For some, it may even stir shame - the sense of not being fully entitled to our own information, our own past, or even our own feelings about it.
Having your story summarised and delivered back to you can quietly reinforce the idea that you are someone things happen to, rather than someone who gets to choose how your own history is met.
This isn’t about individual workers or one-off conversations. It reflects a wider structure that, intentionally or not, can leave adoptees without a meaningful sense of agency in moments that matter.
Reclaiming a Sense of Agency
Naming this experience has helped me reclaim some of my voice. I’m not minimising it or smoothing it over. I’m allowing myself to acknowledge how it felt.
Writing about it brings a kind of grounding. It’s a way of saying:This mattered. I deserved to be met with respect. My responses are valid.
Therapeutically, this is often the work adoptees do. Not trying to tidy up the past, but recognising how these patterns still show up in the present. And learning that anger, grief, clarity, and self-respect all have a place.

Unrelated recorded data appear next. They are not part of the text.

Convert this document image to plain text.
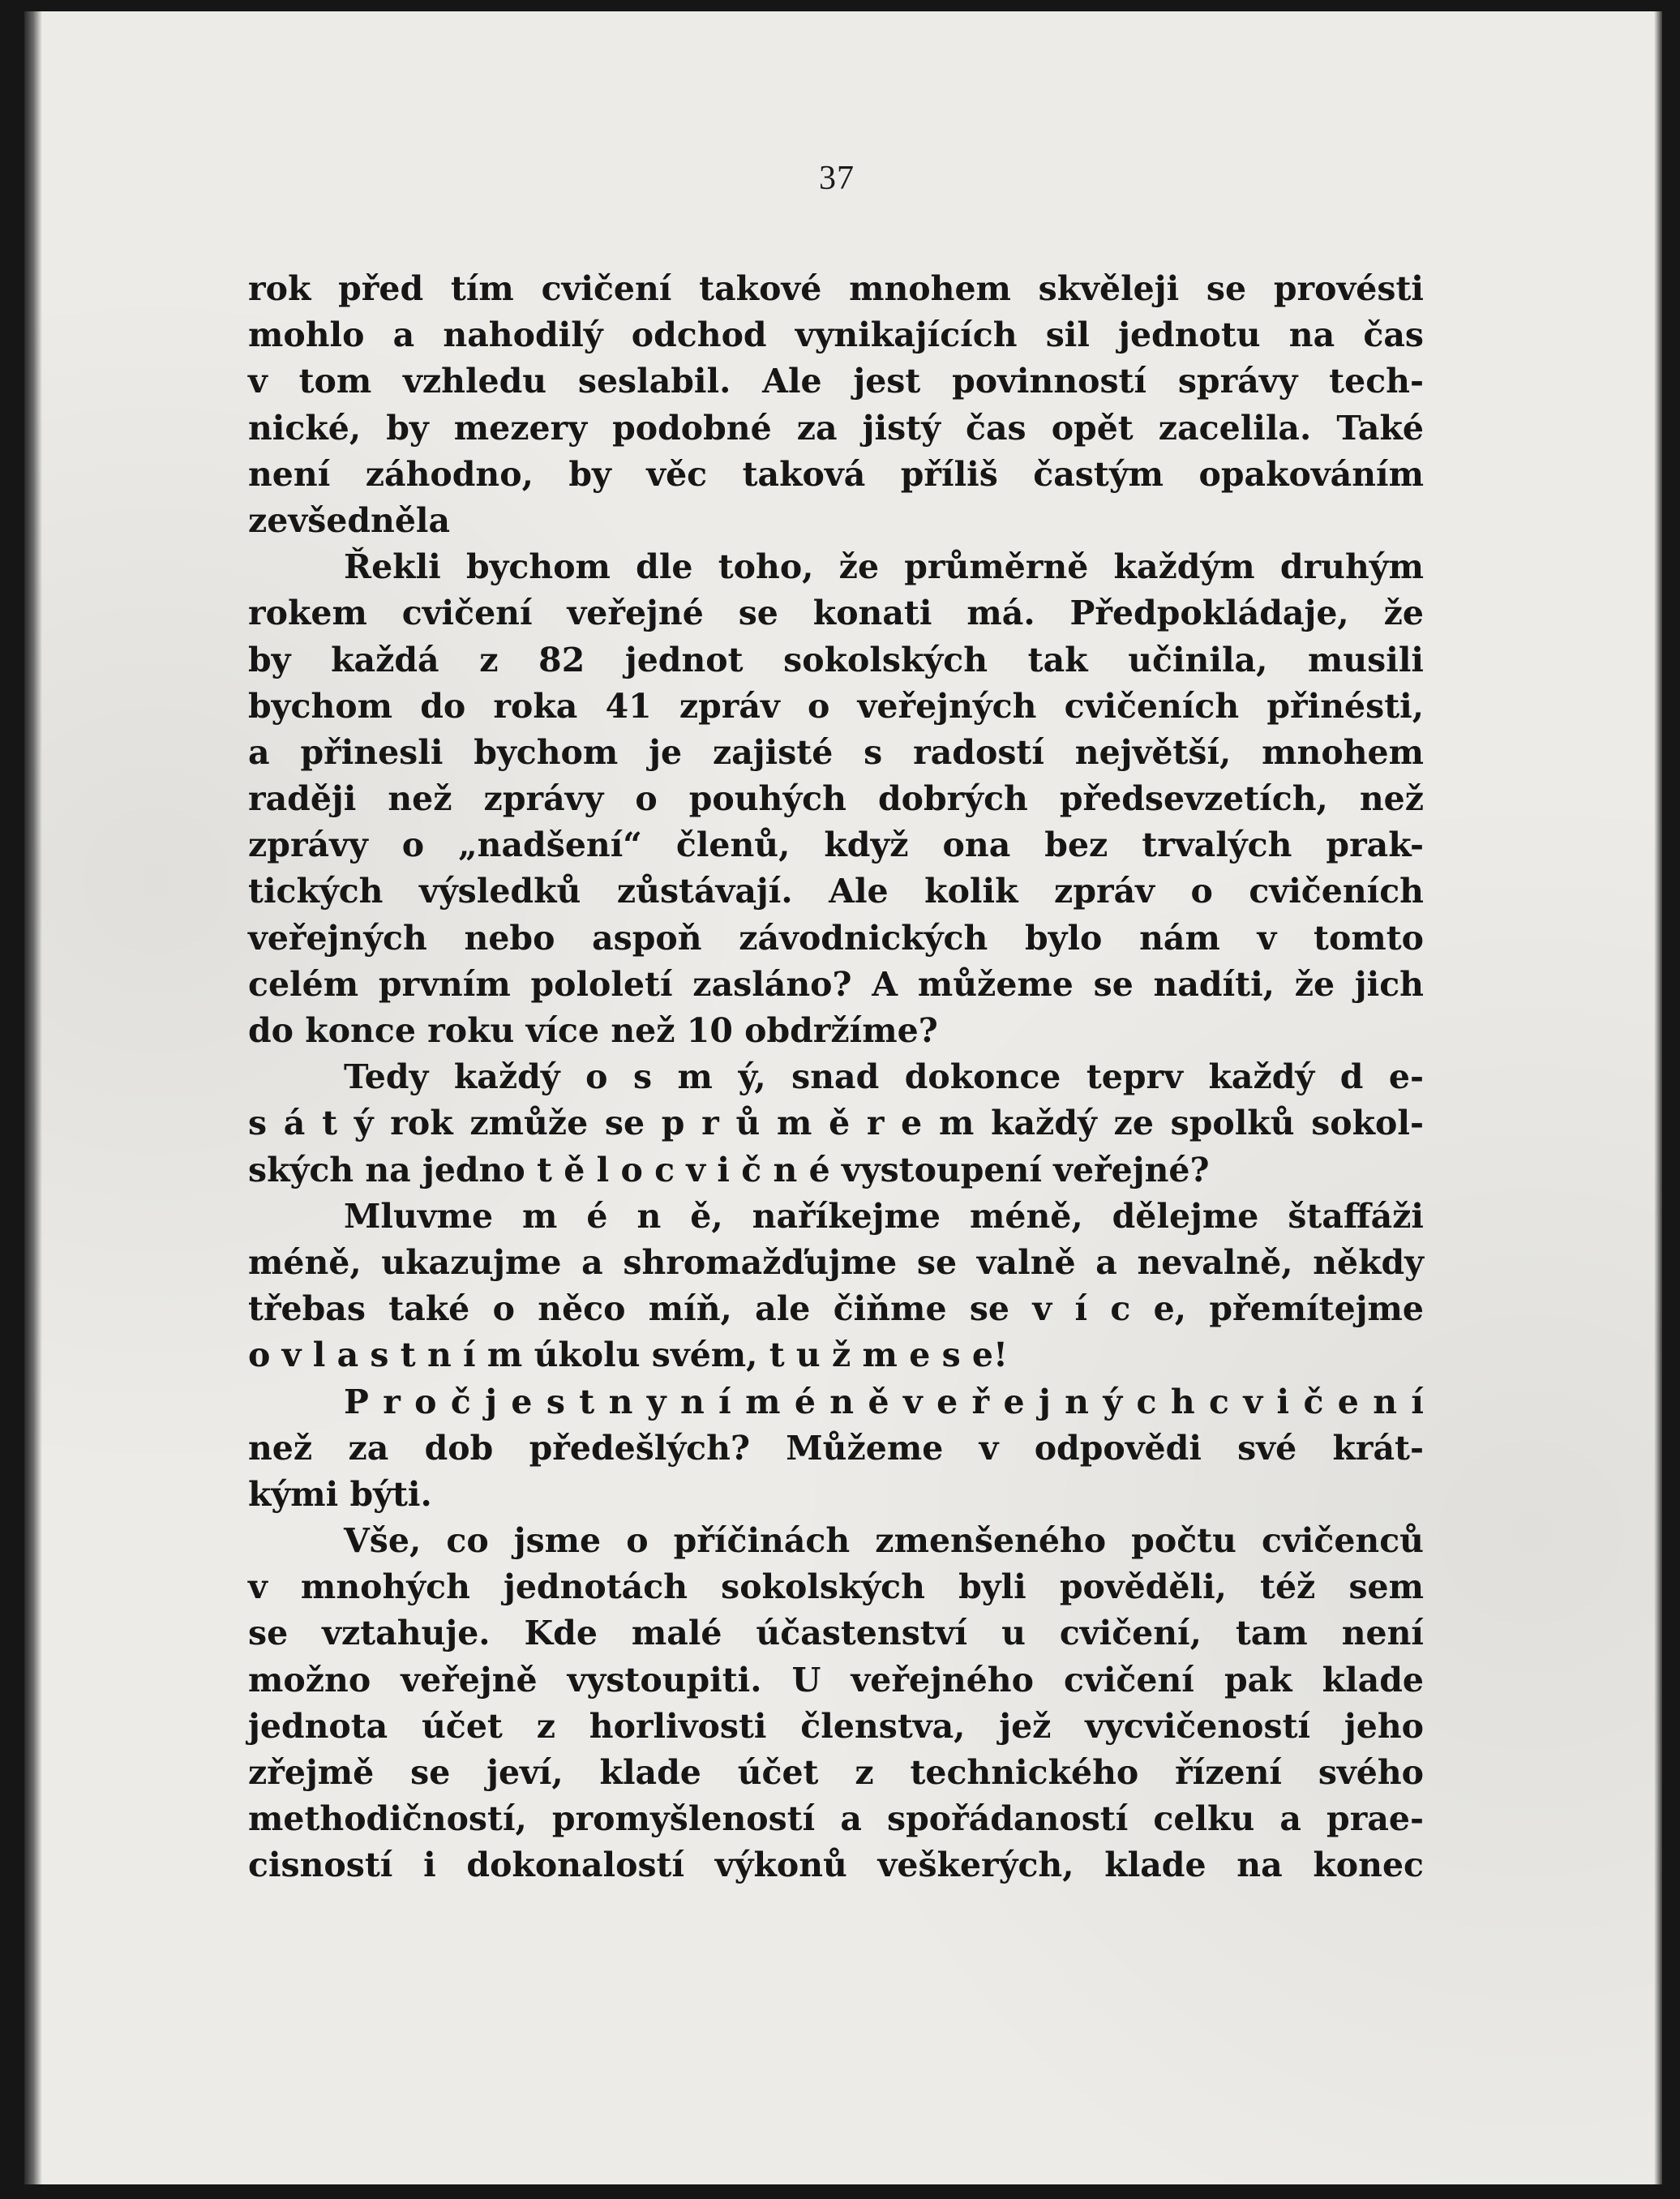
37
rok před tím cvičení takové mnohem skvěleji se provésti
mohlo a nahodilý odchod vynikajících sil jednotu na čas
v tom vzhledu seslabil. Ale jest povinností správy tech-
nické, by mezery podobné za jistý čas opět zacelila. Také
není záhodno, by věc taková příliš častým opakováním
zevšedněla
Řekli bychom dle toho, že průměrně každým druhým
rokem cvičení veřejné se konati má. Předpokládaje, že
by každá z 82 jednot sokolských tak učinila, musili
bychom do roka 41 zpráv o veřejných cvičeních přinésti,
a přinesli bychom je zajisté s radostí největší, mnohem
raději než zprávy o pouhých dobrých předsevzetích, než
zprávy o „nadšení“ členů, když ona bez trvalých prak-
tických výsledků zůstávají. Ale kolik zpráv o cvičeních
veřejných nebo aspoň závodnických bylo nám v tomto
celém prvním pololetí zasláno? A můžeme se nadíti, že jich
do konce roku více než 10 obdržíme?
Tedy každý o s m ý, snad dokonce teprv každý d e-
s á t ý rok zmůže se p r ů m ě r e m každý ze spolků sokol-
ských na jedno t ě l o c v i č n é vystoupení veřejné?
Mluvme m é n ě, naříkejme méně, dělejme štaffáži
méně, ukazujme a shromažďujme se valně a nevalně, někdy
třebas také o něco míň, ale čiňme se v í c e, přemítejme
o v l a s t n í m úkolu svém, t u ž m e s e!
P r o č j e s t n y n í m é n ě v e ř e j n ý c h c v i č e n í
než za dob předešlých? Můžeme v odpovědi své krát-
kými býti.
Vše, co jsme o příčinách zmenšeného počtu cvičenců
v mnohých jednotách sokolských byli pověděli, též sem
se vztahuje. Kde malé účastenství u cvičení, tam není
možno veřejně vystoupiti. U veřejného cvičení pak klade
jednota účet z horlivosti členstva, jež vycvičeností jeho
zřejmě se jeví, klade účet z technického řízení svého
methodičností, promyšleností a spořádaností celku a prae-
cisností i dokonalostí výkonů veškerých, klade na konec
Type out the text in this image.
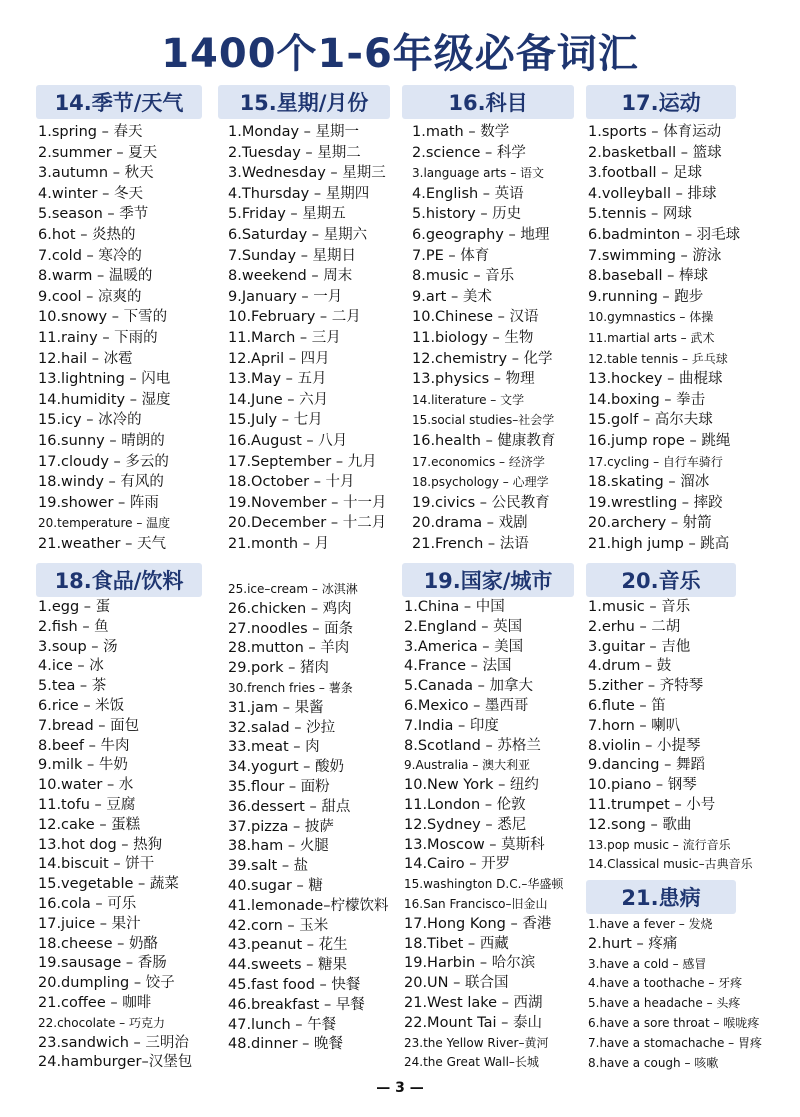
1400个1-6年级必备词汇
14.季节/天气	15.星期/月份	16.科目	17.运动
1.spring – 春天
2.summer – 夏天
3.autumn – 秋天
4.winter – 冬天
5.season – 季节
6.hot – 炎热的
7.cold – 寒冷的
8.warm – 温暖的
9.cool – 凉爽的
10.snowy – 下雪的
11.rainy – 下雨的
12.hail – 冰雹
13.lightning – 闪电
14.humidity – 湿度
15.icy – 冰冷的
16.sunny – 晴朗的
17.cloudy – 多云的
18.windy – 有风的
19.shower – 阵雨
20.temperature – 温度
21.weather – 天气
1.Monday – 星期一
2.Tuesday – 星期二
3.Wednesday – 星期三
4.Thursday – 星期四
5.Friday – 星期五
6.Saturday – 星期六
7.Sunday – 星期日
8.weekend – 周末
9.January – 一月
10.February – 二月
11.March – 三月
12.April – 四月
13.May – 五月
14.June – 六月
15.July – 七月
16.August – 八月
17.September – 九月
18.October – 十月
19.November – 十一月
20.December – 十二月
21.month – 月
1.math – 数学
2.science – 科学
3.language arts – 语文
4.English – 英语
5.history – 历史
6.geography – 地理
7.PE – 体育
8.music – 音乐
9.art – 美术
10.Chinese – 汉语
11.biology – 生物
12.chemistry – 化学
13.physics – 物理
14.literature – 文学
15.social studies–社会学
16.health – 健康教育
17.economics – 经济学
18.psychology – 心理学
19.civics – 公民教育
20.drama – 戏剧
21.French – 法语
1.sports – 体育运动
2.basketball – 篮球
3.football – 足球
4.volleyball – 排球
5.tennis – 网球
6.badminton – 羽毛球
7.swimming – 游泳
8.baseball – 棒球
9.running – 跑步
10.gymnastics – 体操
11.martial arts – 武术
12.table tennis – 乒乓球
13.hockey – 曲棍球
14.boxing – 拳击
15.golf – 高尔夫球
16.jump rope – 跳绳
17.cycling – 自行车骑行
18.skating – 溜冰
19.wrestling – 摔跤
20.archery – 射箭
21.high jump – 跳高
18.食品/饮料	19.国家/城市	20.音乐
1.egg – 蛋
2.fish – 鱼
3.soup – 汤
4.ice – 冰
5.tea – 茶
6.rice – 米饭
7.bread – 面包
8.beef – 牛肉
9.milk – 牛奶
10.water – 水
11.tofu – 豆腐
12.cake – 蛋糕
13.hot dog – 热狗
14.biscuit – 饼干
15.vegetable – 蔬菜
16.cola – 可乐
17.juice – 果汁
18.cheese – 奶酪
19.sausage – 香肠
20.dumpling – 饺子
21.coffee – 咖啡
22.chocolate – 巧克力
23.sandwich – 三明治
24.hamburger–汉堡包
25.ice–cream – 冰淇淋
26.chicken – 鸡肉
27.noodles – 面条
28.mutton – 羊肉
29.pork – 猪肉
30.french fries – 薯条
31.jam – 果酱
32.salad – 沙拉
33.meat – 肉
34.yogurt – 酸奶
35.flour – 面粉
36.dessert – 甜点
37.pizza – 披萨
38.ham – 火腿
39.salt – 盐
40.sugar – 糖
41.lemonade–柠檬饮料
42.corn – 玉米
43.peanut – 花生
44.sweets – 糖果
45.fast food – 快餐
46.breakfast – 早餐
47.lunch – 午餐
48.dinner – 晚餐
1.China – 中国
2.England – 英国
3.America – 美国
4.France – 法国
5.Canada – 加拿大
6.Mexico – 墨西哥
7.India – 印度
8.Scotland – 苏格兰
9.Australia – 澳大利亚
10.New York – 纽约
11.London – 伦敦
12.Sydney – 悉尼
13.Moscow – 莫斯科
14.Cairo – 开罗
15.washington D.C.–华盛顿
16.San Francisco–旧金山
17.Hong Kong – 香港
18.Tibet – 西藏
19.Harbin – 哈尔滨
20.UN – 联合国
21.West lake – 西湖
22.Mount Tai – 泰山
23.the Yellow River–黄河
24.the Great Wall–长城
1.music – 音乐
2.erhu – 二胡
3.guitar – 吉他
4.drum – 鼓
5.zither – 齐特琴
6.flute – 笛
7.horn – 喇叭
8.violin – 小提琴
9.dancing – 舞蹈
10.piano – 钢琴
11.trumpet – 小号
12.song – 歌曲
13.pop music – 流行音乐
14.Classical music–古典音乐
21.患病
1.have a fever – 发烧
2.hurt – 疼痛
3.have a cold – 感冒
4.have a toothache – 牙疼
5.have a headache – 头疼
6.have a sore throat – 喉咙疼
7.have a stomachache – 胃疼
8.have a cough – 咳嗽
— 3 —
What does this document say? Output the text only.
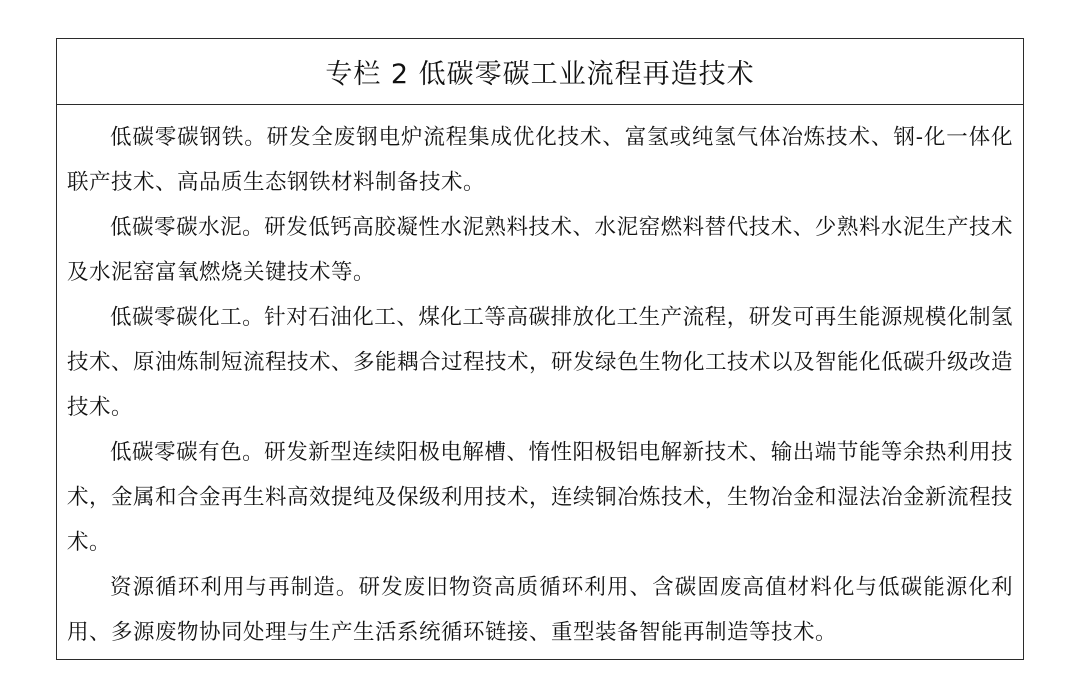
专栏 2 低碳零碳工业流程再造技术

低碳零碳钢铁。研发全废钢电炉流程集成优化技术、富氢或纯氢气体冶炼技术、钢-化一体化联产技术、高品质生态钢铁材料制备技术。

低碳零碳水泥。研发低钙高胶凝性水泥熟料技术、水泥窑燃料替代技术、少熟料水泥生产技术及水泥窑富氧燃烧关键技术等。

低碳零碳化工。针对石油化工、煤化工等高碳排放化工生产流程，研发可再生能源规模化制氢技术、原油炼制短流程技术、多能耦合过程技术，研发绿色生物化工技术以及智能化低碳升级改造技术。

低碳零碳有色。研发新型连续阳极电解槽、惰性阳极铝电解新技术、输出端节能等余热利用技术，金属和合金再生料高效提纯及保级利用技术，连续铜冶炼技术，生物冶金和湿法冶金新流程技术。

资源循环利用与再制造。研发废旧物资高质循环利用、含碳固废高值材料化与低碳能源化利用、多源废物协同处理与生产生活系统循环链接、重型装备智能再制造等技术。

Sometimes the most important step is simply allowing the truth of our experience to stand.
Closing Reflection
Accessing adoption records is not a simple or administrative moment. It can touch deep emotional places: the desire to know, the fear of what might be found, the disappointment of how information is delivered, the frustration of feeling managed.
If you’ve had a similar experience, your reactions make sense. They’re not a sign of weakness or oversensitivity. They are a human response to something that carries weight.
You deserve to be met with dignity.
And you deserve to hold your own story.